Derby Day in North Dakota to combine racing and fashion Saturday
The North Dakota Horse Park is doing it's best Kentucky Derby impression on Saturday at North Dakota Derby Day.
FARGO, N.D. (KVRR) – The North Dakota Horse Park is doing it’s best Kentucky Derby impression on Saturday at North Dakota Derby Day.
It’s the final races of the year.
We raced over to the track to speak to the general manager about preparation and a trainer looking for a big win
General Manager Hugh Drexler says North Dakota Derby Day is one of the state’s best kept secrets.
“It was strange to learn that a lot of people didn’t know this place was here,” Drexler said.

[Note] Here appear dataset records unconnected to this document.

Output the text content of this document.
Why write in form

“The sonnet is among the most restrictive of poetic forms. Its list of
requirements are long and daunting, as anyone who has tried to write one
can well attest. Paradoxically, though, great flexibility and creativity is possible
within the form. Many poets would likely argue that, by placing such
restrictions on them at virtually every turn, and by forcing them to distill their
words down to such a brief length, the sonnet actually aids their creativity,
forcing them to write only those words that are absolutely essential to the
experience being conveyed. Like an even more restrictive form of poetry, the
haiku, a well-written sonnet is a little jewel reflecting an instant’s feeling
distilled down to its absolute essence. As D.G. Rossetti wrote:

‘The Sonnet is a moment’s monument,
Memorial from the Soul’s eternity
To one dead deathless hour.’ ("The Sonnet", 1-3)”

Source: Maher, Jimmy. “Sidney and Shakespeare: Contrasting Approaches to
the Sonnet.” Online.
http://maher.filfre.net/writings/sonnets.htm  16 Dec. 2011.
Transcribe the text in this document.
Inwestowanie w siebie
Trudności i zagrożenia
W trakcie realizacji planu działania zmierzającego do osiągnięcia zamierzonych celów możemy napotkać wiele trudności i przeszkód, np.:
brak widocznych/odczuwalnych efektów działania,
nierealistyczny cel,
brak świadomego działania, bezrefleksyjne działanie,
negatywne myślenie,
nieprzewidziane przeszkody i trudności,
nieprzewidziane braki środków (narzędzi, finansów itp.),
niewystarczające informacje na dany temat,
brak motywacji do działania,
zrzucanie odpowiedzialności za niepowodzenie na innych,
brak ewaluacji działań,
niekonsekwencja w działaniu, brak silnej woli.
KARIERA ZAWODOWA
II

He describes and electric atmosphere with loud fans and some of the finest horses in the state gracing the track. They put months of preparation in.
“You know, you’ll see a one to two minute race on the track but its really a 24 hour a day, seven day a week type of thing that goes on,” Drexler said.
Bill Geditz has been around horses his whole life. He says it takes about seven months to get a horse ready to race. It’s a pretty strict diet and training routine.
“With advance technology there’s a lot of different supplements they can use. They use sweet feed which is an oat and molasses-based food, and they just have different types of vitamins,” Drexler said.
“Then as soon as they eat the first 15 to 20 minutes we start pulling them out, saddling them up, riding,” Team owner and trainer Bill Geditz said.
Geditz says they spend about three hours on the track with the horse working on endurance.
And they say all that work behind the scenes leads to this moment, the gates open and the horses are off to the races.
“Just to hear the horses running, I mean you can hear them, literally hear them on the sand as they’re going down the track. When people are quiet enough and you can hear that, it just makes you tingle,” Geditz said.
Drexler says there will be multiple races Saturday with some purses starting at $15,000 and the biggest race goes up to $30,000.
“Are people able to bet here?”
“They are so we’re kind of unique in the sense that we don’t simulcast our product. There are a lot of tracks in the country that do, and so in order to bet on the North Dakota Horse Park, you have to actually be at the track to wager at the track,” Geditz said.
Along with the racing, fashion will be a flex, there will be a bow tie and hat competition.
Gates open at 11:30 for the first race, general admission is $8.